Reconozco que no me resulta fácil escribir de The artist, y no precisamente porque sea una mala película o porque no me haya gustado, sino porque -a priori- es de ese tipo de películas con muchas estrellas que hacen arquear las cejas del lector y descartarla bajo la categoría "de cinéfilos".
The artist es una película en blanco y negro y muda que habla de cine. Es decir, uno de esos productos que enamoran a la crítica y que suelen espantar a los espectadores. Sin embargo -conviene dar este dato cuanto antes- The artist ha ganado el premio del Público tanto en el Festival de San Sebastián como en el Festival de Cine Europeo de Sevilla. Algo tiene una película cuando el público la vota.

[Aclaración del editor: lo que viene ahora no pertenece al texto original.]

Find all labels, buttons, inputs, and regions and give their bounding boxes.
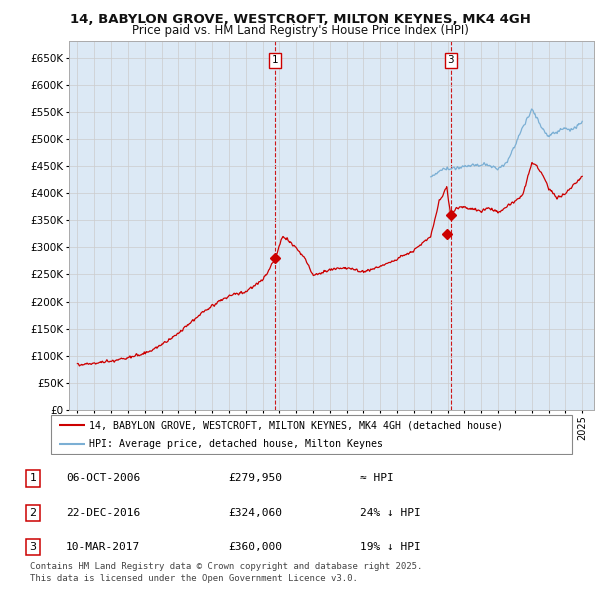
Text: Price paid vs. HM Land Registry's House Price Index (HPI): Price paid vs. HM Land Registry's House … (131, 24, 469, 37)
Text: 1: 1 (272, 55, 278, 65)
Text: 3: 3 (29, 542, 37, 552)
Text: 14, BABYLON GROVE, WESTCROFT, MILTON KEYNES, MK4 4GH: 14, BABYLON GROVE, WESTCROFT, MILTON KEY… (70, 13, 530, 26)
Text: £360,000: £360,000 (228, 542, 282, 552)
Text: £324,060: £324,060 (228, 508, 282, 517)
Text: 2: 2 (29, 508, 37, 517)
Text: 14, BABYLON GROVE, WESTCROFT, MILTON KEYNES, MK4 4GH (detached house): 14, BABYLON GROVE, WESTCROFT, MILTON KEY… (89, 420, 503, 430)
Text: ≈ HPI: ≈ HPI (360, 474, 394, 483)
Text: 06-OCT-2006: 06-OCT-2006 (66, 474, 140, 483)
Text: 3: 3 (448, 55, 454, 65)
Text: 22-DEC-2016: 22-DEC-2016 (66, 508, 140, 517)
Text: 19% ↓ HPI: 19% ↓ HPI (360, 542, 421, 552)
Text: HPI: Average price, detached house, Milton Keynes: HPI: Average price, detached house, Milt… (89, 440, 383, 450)
Text: Contains HM Land Registry data © Crown copyright and database right 2025.
This d: Contains HM Land Registry data © Crown c… (30, 562, 422, 583)
Text: £279,950: £279,950 (228, 474, 282, 483)
FancyBboxPatch shape (50, 415, 572, 454)
Text: 24% ↓ HPI: 24% ↓ HPI (360, 508, 421, 517)
Text: 1: 1 (29, 474, 37, 483)
Text: 10-MAR-2017: 10-MAR-2017 (66, 542, 140, 552)
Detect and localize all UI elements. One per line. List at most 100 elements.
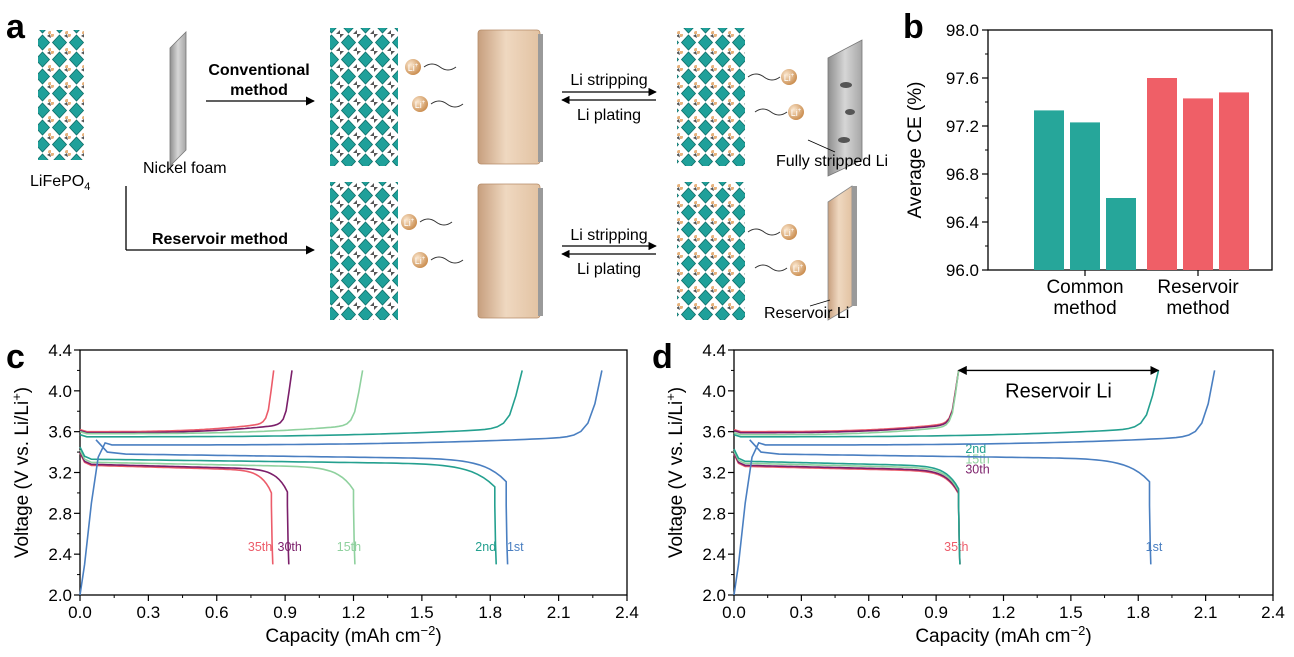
discharge-curve-15th — [79, 449, 356, 565]
y-tick-label: 4.4 — [702, 341, 726, 360]
cathode-crystal-top-left — [330, 28, 398, 166]
y-tick-label: 97.2 — [946, 117, 979, 136]
reservoir-li-label: Reservoir Li — [764, 305, 849, 322]
conventional-label-line2: method — [230, 82, 288, 99]
curve-label-1st: 1st — [1146, 540, 1163, 554]
curve-label-15th: 15th — [337, 540, 361, 554]
x-category-label: Reservoir — [1157, 277, 1239, 298]
charge-curve-35th — [79, 370, 275, 433]
svg-text:Li+: Li+ — [415, 100, 426, 110]
conventional-label-line1: Conventional — [208, 62, 309, 79]
li-ion-top-1: Li+ — [405, 59, 457, 75]
y-tick-label: 96.4 — [946, 213, 979, 232]
x-category-label: method — [1166, 298, 1229, 319]
x-tick-label: 1.8 — [478, 603, 502, 622]
charge-curve-2nd — [733, 370, 1160, 438]
x-tick-label: 2.4 — [615, 603, 639, 622]
y-axis-title: Average CE (%) — [905, 82, 926, 219]
li-ion-bottom-3: Li+ — [747, 224, 797, 240]
stripping-label-bottom: Li stripping — [570, 227, 647, 244]
discharge-curve-1st — [749, 439, 1152, 565]
discharge-curve-15th — [733, 450, 961, 565]
panel-letter-c: c — [6, 338, 25, 376]
bar — [1070, 122, 1100, 271]
y-tick-label: 2.8 — [48, 504, 72, 523]
discharge-curve-35th — [733, 453, 961, 565]
panel-letter-a: a — [6, 8, 26, 46]
charge-curve-30th — [733, 370, 960, 434]
x-tick-label: 0.6 — [857, 603, 881, 622]
x-tick-label: 0.9 — [273, 603, 297, 622]
discharge-curve-1st — [95, 439, 509, 565]
svg-text:Li+: Li+ — [408, 63, 419, 73]
bar — [1219, 92, 1249, 271]
nickel-foam-sheet — [169, 31, 187, 167]
y-tick-label: 98.0 — [946, 21, 979, 40]
charge-curve-2nd — [79, 370, 523, 438]
x-tick-label: 1.2 — [342, 603, 366, 622]
x-tick-label: 0.0 — [68, 603, 92, 622]
discharge-curve-30th — [733, 452, 961, 565]
x-tick-label: 2.1 — [1194, 603, 1218, 622]
charge-curve-15th — [733, 370, 960, 436]
curve-label-30th: 30th — [278, 540, 302, 554]
li-ion-top-4: Li+ — [754, 104, 804, 120]
nickel-foam-label: Nickel foam — [143, 160, 227, 177]
y-tick-label: 3.2 — [702, 464, 726, 483]
discharge-curve-35th — [79, 452, 274, 565]
discharge-curve-2nd — [79, 446, 497, 565]
y-tick-label: 2.0 — [48, 586, 72, 605]
x-tick-label: 1.5 — [410, 603, 434, 622]
y-tick-label: 97.6 — [946, 69, 979, 88]
reservoir-li-sheet — [827, 185, 853, 321]
li-ion-top-3: Li+ — [747, 69, 797, 85]
discharge-curve-30th — [79, 451, 290, 565]
x-tick-label: 0.0 — [722, 603, 746, 622]
lithium-block-top — [477, 29, 541, 165]
x-tick-label: 1.8 — [1126, 603, 1150, 622]
charge-curve-15th — [79, 370, 364, 435]
panel-a-schematic: a LiFePO4 Nickel foam Conventional metho… — [6, 8, 888, 322]
plot-frame — [733, 349, 1274, 596]
y-tick-label: 3.6 — [48, 423, 72, 442]
lifepo4-label: LiFePO4 — [30, 173, 90, 193]
charge-curve-35th — [733, 370, 960, 433]
panel-c-line-chart: c 0.0 0.3 0.6 0.9 1.2 1.5 1.8 2.1 2.4 2.0 2.4 2.8 3.… — [6, 338, 639, 647]
curve-label-35th: 35th — [248, 540, 272, 554]
bar — [1034, 110, 1064, 271]
plating-label-bottom: Li plating — [577, 261, 641, 278]
panel-letter-b: b — [903, 8, 924, 46]
y-tick-label: 2.8 — [702, 504, 726, 523]
x-axis-title: Capacity (mAh cm−2) — [265, 623, 441, 647]
cathode-crystal-bottom-left — [330, 182, 398, 320]
curve-label-30th: 30th — [965, 463, 989, 477]
svg-text:Li+: Li+ — [793, 264, 804, 274]
svg-text:Li+: Li+ — [404, 218, 415, 228]
discharge-curve-2nd — [733, 448, 961, 565]
panel-d-line-chart: d 0.0 0.3 0.6 0.9 1.2 1.5 1.8 2.1 2.4 2.0 2.4 2.8 3.… — [652, 338, 1285, 647]
x-tick-label: 2.1 — [547, 603, 571, 622]
curve-label-15th: 15th — [965, 452, 989, 466]
y-tick-label: 4.0 — [702, 382, 726, 401]
curve-label-1st: 1st — [507, 540, 524, 554]
li-ion-top-2: Li+ — [412, 96, 464, 112]
li-ion-bottom-2: Li+ — [412, 252, 464, 268]
x-category-label: Common — [1046, 277, 1123, 298]
y-axis-title: Voltage (V vs. Li/Li+) — [9, 387, 33, 558]
cathode-crystal-bottom-right — [677, 182, 745, 320]
y-tick-label: 3.2 — [48, 464, 72, 483]
reservoir-li-annotation: Reservoir Li — [1005, 380, 1112, 402]
li-ion-bottom-4: Li+ — [754, 260, 806, 276]
y-tick-label: 2.4 — [702, 545, 726, 564]
curve-label-35th: 35th — [944, 540, 968, 554]
svg-text:Li+: Li+ — [784, 228, 795, 238]
stripped-foam-sheet — [827, 39, 863, 177]
x-tick-label: 0.9 — [924, 603, 948, 622]
bar — [1183, 98, 1213, 271]
cathode-crystal-top-right — [677, 28, 745, 166]
fully-stripped-label: Fully stripped Li — [776, 153, 888, 170]
plating-label-top: Li plating — [577, 107, 641, 124]
charge-curve-30th — [79, 370, 293, 434]
x-tick-label: 1.2 — [992, 603, 1016, 622]
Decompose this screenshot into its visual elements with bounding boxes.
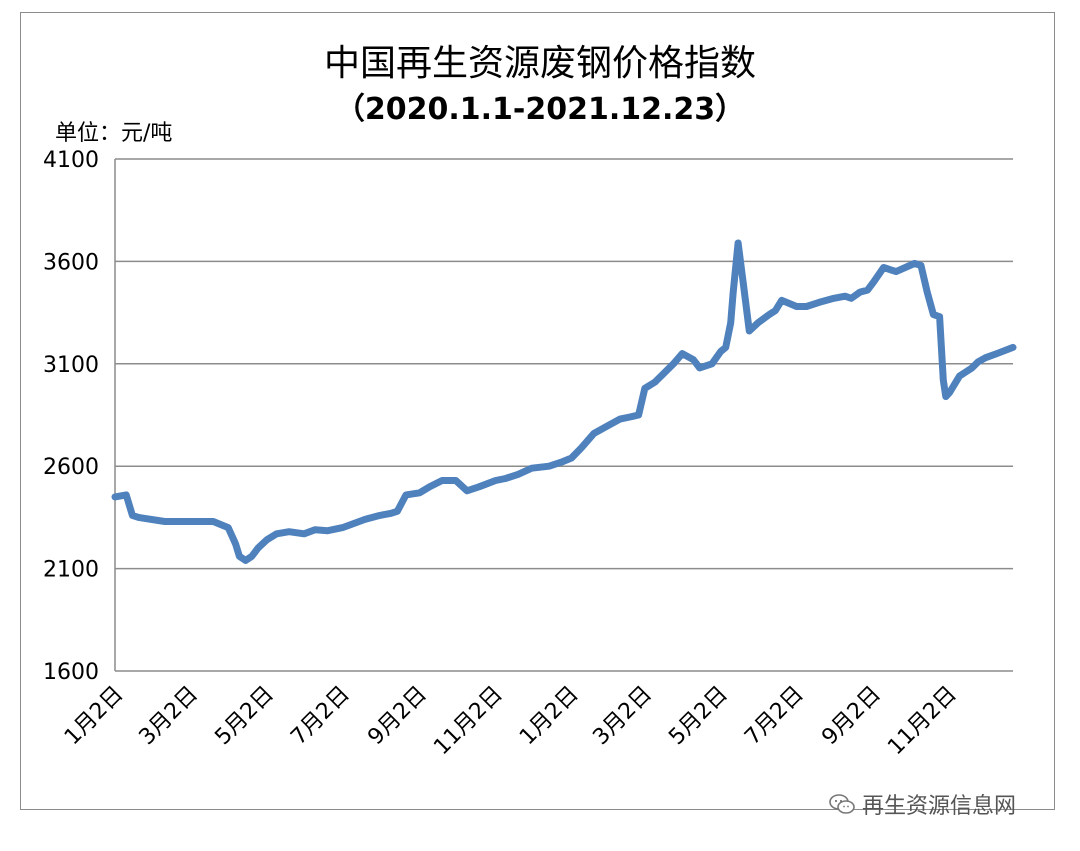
- watermark-text: 再生资源信息网: [862, 794, 1017, 819]
- x-tick-label: 11月2日: [429, 682, 507, 760]
- x-tick-label: 7月2日: [740, 682, 809, 751]
- chart-subtitle: （2020.1.1-2021.12.23）: [334, 92, 746, 127]
- x-tick-label: 5月2日: [210, 682, 279, 751]
- y-tick-label: 2600: [43, 455, 99, 480]
- x-tick-label: 9月2日: [817, 682, 886, 751]
- y-tick-label: 2100: [43, 558, 99, 583]
- chart-frame: [20, 12, 1055, 810]
- y-tick-label: 3100: [43, 353, 99, 378]
- chart-title: 中国再生资源废钢价格指数: [323, 43, 756, 84]
- x-tick-label: 1月2日: [515, 682, 584, 751]
- y-tick-label: 3600: [43, 250, 99, 275]
- x-tick-label: 1月2日: [60, 682, 129, 751]
- x-tick-label: 9月2日: [363, 682, 432, 751]
- unit-label: 单位：元/吨: [55, 121, 173, 146]
- x-tick-label: 3月2日: [135, 682, 204, 751]
- x-tick-label: 7月2日: [286, 682, 355, 751]
- x-tick-label: 3月2日: [588, 682, 657, 751]
- x-tick-label: 11月2日: [883, 682, 961, 760]
- y-tick-label: 1600: [43, 660, 99, 685]
- y-tick-label: 4100: [43, 148, 99, 173]
- series-line: [111, 239, 1017, 564]
- wechat-icon: [829, 794, 855, 814]
- x-tick-label: 5月2日: [664, 682, 733, 751]
- watermark: 再生资源信息网: [828, 788, 1016, 820]
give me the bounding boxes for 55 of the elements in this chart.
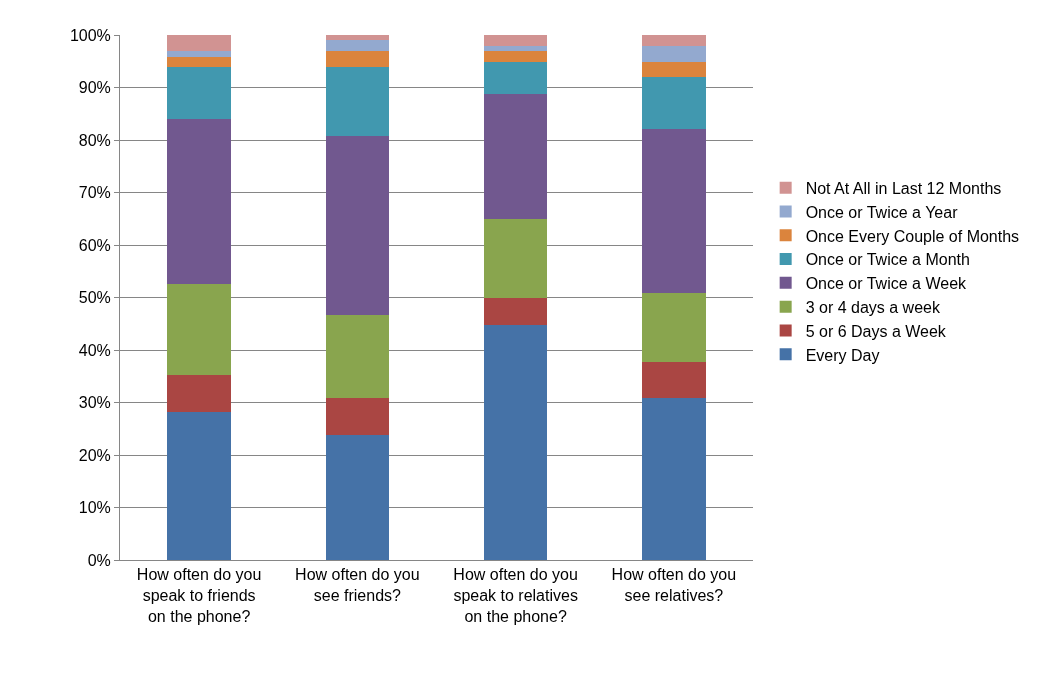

El francés Michel Hazanavicius ha rodado una bellísima carta de amor al cine y para eso ha escrito una historia poco original -todo hay que decirlo- sobre un famoso actor al que le cuesta dar el salto del cine mudo al sonoro y una joven que se convierte en estrella precisamente gracias al sonido. Lo interesante en The artist no es el argumento -varias veces visitado en la historia del cine- sino los recursos de lenguaje cinematográfico que Hazanavicius utiliza. El realizador francés ha querido rodar no sólo con las limitaciones que había hace 80 años -sin sonido, sin diálogos, en blanco y negro- sino también con el entusiasmo, el optimismo y la ingenuidad de esos años cuando el cine era magia, vida. Cuando las historias y los personajes se construían con sencillez, a partir de pasiones humanas muy básicas -el amor, el odio, la vanagloria, la envidia- pero quizás más verdaderas por más reconocibles. Cuando el director de cine era un artesano que mimaba cada plano porque no había efectos especiales que rellenaran un despiste y cuando el actor ensayaba cada gesto porque la película era eso, él, su gesto.
Hazanavicius ha dirigido esta película convirtiéndose él mismo en un antiguo director de cine y ha cuidado cada escena -dibujando un complejo story-board-ha trabajado al detalle la iluminación, ha ensamblado con maestría una expresiva banda sonora, ha seleccionado unas estupendas localizaciones y ha dirigido con brillantez a sus intérpretes.
Y le ha quedado una película bellísima, que conecta con el mejor cine clásico, que ha convencido a la crítica y ha deslumbrado a los espectadores.